A room full of Brisbane voters has delivered a much more lively debate between Kevin Rudd and Tony Abbott than the first leaders’ event in Canberra.
Having had an uninspiring election campaign so far, the prime minister is likely to benefit the most from the confidence boost of what was a strong performance.
It could reboot Labor’s campaign if Rudd can maintain the energy.
What can be discerned from Abbott’s performance was he knows what lines of attack and defence work and, having rehearsed for almost four years, he won’t deviate.
And he has Rudd’s measure.
Rudd opened the debate on his home turf at the Broncos Leagues Club with a call for “straight talking” about Australia’s future.
Abbott urged an “engaging, candid talk” before launching into his familiar stump speech about Australia not being able to afford another three years like the past six and Labor’s “trust deficit”.

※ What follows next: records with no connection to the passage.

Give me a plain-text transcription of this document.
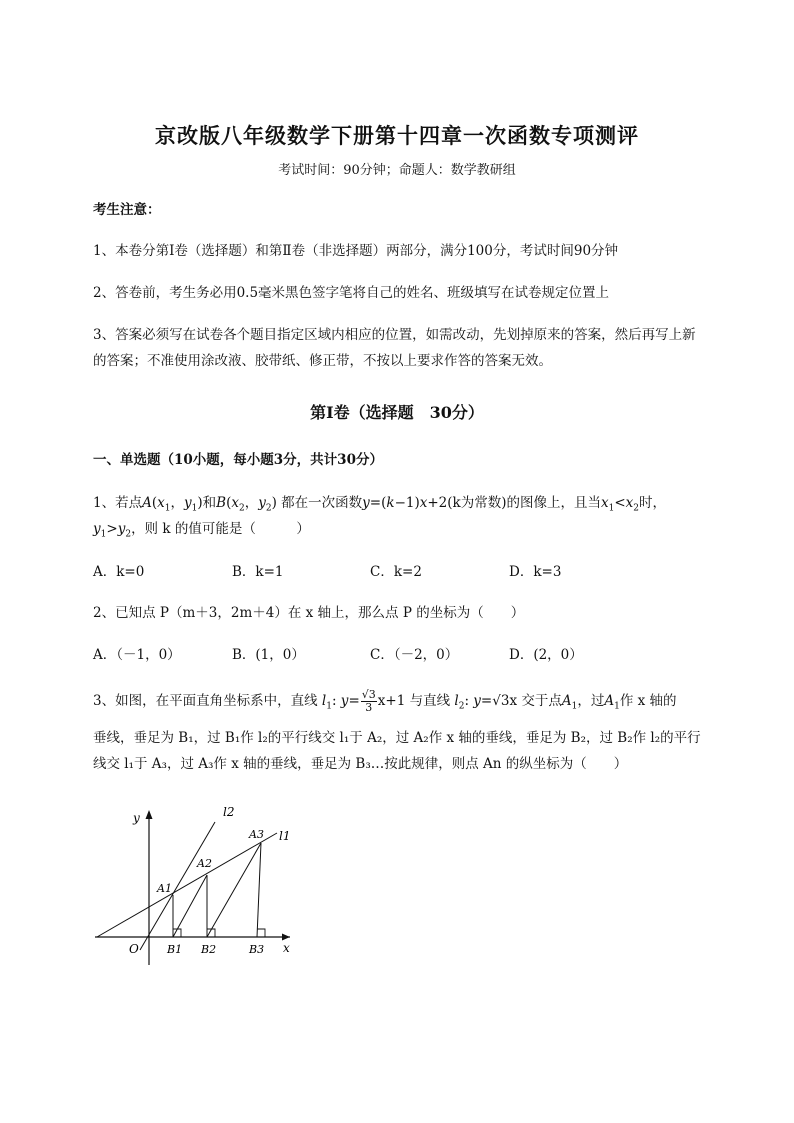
京改版八年级数学下册第十四章一次函数专项测评
考试时间：90分钟；命题人：数学教研组
考生注意：
1、本卷分第I卷（选择题）和第Ⅱ卷（非选择题）两部分，满分100分，考试时间90分钟
2、答卷前，考生务必用0.5毫米黑色签字笔将自己的姓名、班级填写在试卷规定位置上
3、答案必须写在试卷各个题目指定区域内相应的位置，如需改动，先划掉原来的答案，然后再写上新
的答案；不准使用涂改液、胶带纸、修正带，不按以上要求作答的答案无效。
第I卷（选择题　30分）
一、单选题（10小题，每小题3分，共计30分）
1、若点$A(x_1$，$y_1$)和$B(x_2$，$y_2$) 都在一次函数y=(k−1)x+2(k为常数)的图像上，且当$x_1<x_2$时，
$y_1>y_2$，则 k 的值可能是（　　　）
A．k=0	B．k=1	C．k=2	D．k=3
2、已知点 P（m＋3，2m＋4）在 x 轴上，那么点 P 的坐标为（　　）
A．（－1，0）	B．(1，0）	C．（－2，0）	D．(2，0）
3、如图，在平面直角坐标系中，直线 $l_1$: $y= \frac{√3}{3} x+1$ 与直线 $l_2$: y=√3x 交于点$A_1$，过$A_1$作 x 轴的
垂线，垂足为 B₁，过 B₁作 l₂的平行线交 l₁于 A₂，过 A₂作 x 轴的垂线，垂足为 B₂，过 B₂作 l₂的平行
线交 l₁于 A₃，过 A₃作 x 轴的垂线，垂足为 B₃…按此规律，则点 An 的纵坐标为（　　）
y
x
O
l2
l1
A1
A2
A3
B1 B2	B3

The prime minister spared little time in getting to his core negative message on the opposition: “Where are you going to cut?”
Abbott took up Rudd’s offer of straight talking and accused him of “telling fibs”.
This exchange set the tone for most of the debate, as they jousted on hospital funding, car industry assistance and Abbott’s paid parental leave scheme
When Rudd interjected one time too many, out came the pre-2013 Abbott – the man who threw sharp jibes at Julia Gillard, before he settled into a more positive alternative prime minister mode last year.
“Will this guy ever shut up,” Abbott asked.
Abbott may find himself hamstrung in the final weeks of the campaign by his spontaneous commitment to retaining Labor’s existing $20 billion hospitals deal with the states.
He’s also promised to reveal before polling day on September whether he will keep Labor’s proposed bank levy – something the coalition so far left open to pursuing.
As a political fight, it’s more or less even points to Rudd and Abbott.
While a Sky News poll of the attending voters gave it to Abbott by two votes at 37, 33 voter remained undecided against 35 in favour of Rudd.
But perhaps a lacklustre campaign has been given a much-needed adrenaline hit.